For Leithart, this future church must be Catholic — i.e. “a recognition of our brotherhood in baptism and a practice of table fellowship” (p. 21), but it also must include continual Reformation and the commitment “to work through differences in a context of communion and prayerful friendship” (p. 181) Leithart sees something inspiring (if not programmatic) for the churches of North America in the church of South India where “Anglicans, Methodists and Presbyterians in India stripped away their denominational identities to become the church of South India” (p. 25).
While there are certainly details of Leithart’s own presentation that are less than satisfying, on the whole this is a well-informed, thoughtful and theologically rich book even where one disagrees.
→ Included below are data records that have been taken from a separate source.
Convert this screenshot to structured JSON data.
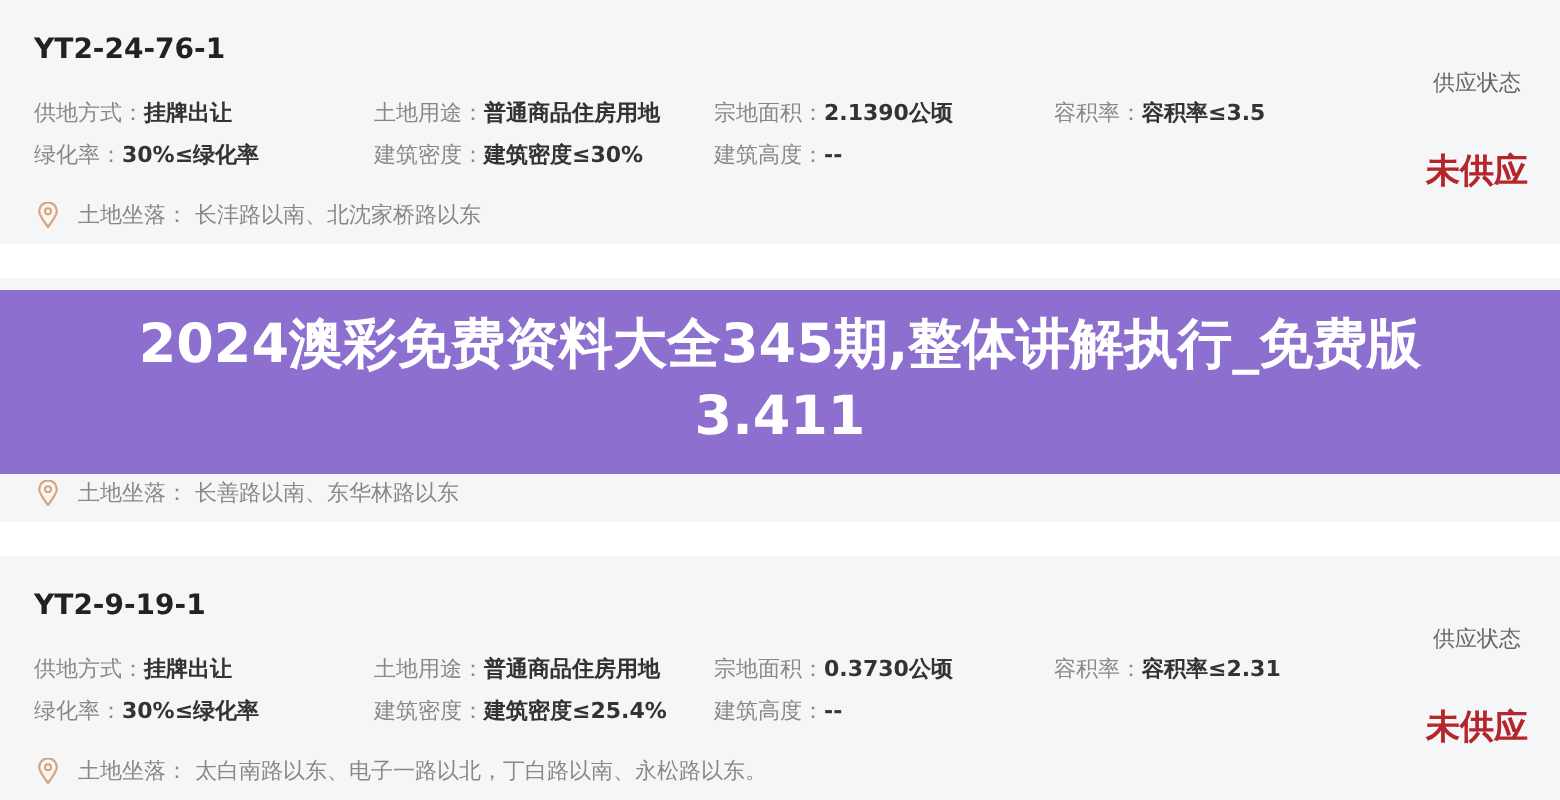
{
  "listings": [
    {
      "code": "YT2-24-76-1",
      "status_label": "供应状态",
      "status": "未供应",
      "rows": [
        [
          {
            "label": "供地方式：",
            "value": "挂牌出让"
          },
          {
            "label": "土地用途：",
            "value": "普通商品住房用地"
          },
          {
            "label": "宗地面积：",
            "value": "2.1390公顷"
          },
          {
            "label": "容积率：",
            "value": "容积率≤3.5"
          }
        ],
        [
          {
            "label": "绿化率：",
            "value": "30%≤绿化率"
          },
          {
            "label": "建筑密度：",
            "value": "建筑密度≤30%"
          },
          {
            "label": "建筑高度：",
            "value": "--"
          }
        ]
      ],
      "location_label": "土地坐落：",
      "location": "长沣路以南、北沈家桥路以东"
    },
    {
      "location_label": "土地坐落：",
      "location": "长善路以南、东华林路以东"
    },
    {
      "code": "YT2-9-19-1",
      "status_label": "供应状态",
      "status": "未供应",
      "rows": [
        [
          {
            "label": "供地方式：",
            "value": "挂牌出让"
          },
          {
            "label": "土地用途：",
            "value": "普通商品住房用地"
          },
          {
            "label": "宗地面积：",
            "value": "0.3730公顷"
          },
          {
            "label": "容积率：",
            "value": "容积率≤2.31"
          }
        ],
        [
          {
            "label": "绿化率：",
            "value": "30%≤绿化率"
          },
          {
            "label": "建筑密度：",
            "value": "建筑密度≤25.4%"
          },
          {
            "label": "建筑高度：",
            "value": "--"
          }
        ]
      ],
      "location_label": "土地坐落：",
      "location": "太白南路以东、电子一路以北，丁白路以南、永松路以东。"
    }
  ],
  "banner": {
    "title": "2024澳彩免费资料大全345期,整体讲解执行_免费版3.411"
  }
}
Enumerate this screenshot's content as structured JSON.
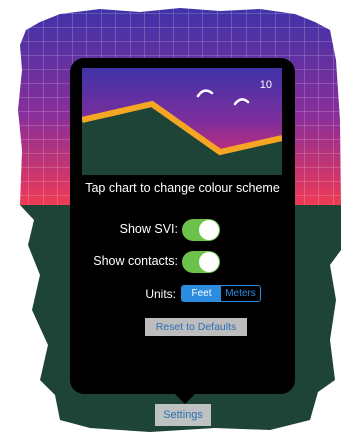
{
  "chart_preview": {
    "corner_value": "10",
    "bird_icon_count": 2
  },
  "hint": "Tap chart to change colour scheme",
  "rows": {
    "show_svi": {
      "label": "Show SVI:",
      "on": true
    },
    "show_contacts": {
      "label": "Show contacts:",
      "on": true
    }
  },
  "units": {
    "label": "Units:",
    "options": [
      "Feet",
      "Meters"
    ],
    "selected": "Feet"
  },
  "buttons": {
    "reset": "Reset to Defaults",
    "settings": "Settings"
  },
  "colors": {
    "sky_top": "#3f33a8",
    "sky_mid": "#7e2e9c",
    "sky_bottom": "#ef2c63",
    "ground": "#1d4436",
    "ridge": "#f5a623",
    "toggle_on": "#6cc24a",
    "accent": "#2c8de0"
  }
}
I closed the book scandalized by how un-scandalized I am by the fragmentation and tribalism which often characterizes my own tribe. Though not convinced that Leithart has given us a real way forward, his directness and candor pricked my own conscious in unexpected ways, and has spurred me to pray for God’s church to be one as the Father and the Son are. That said, on the whole this book reads more like the beautiful and admirable hopes of a pastor/theologian than an actual plan on how to join God in how he create his future church.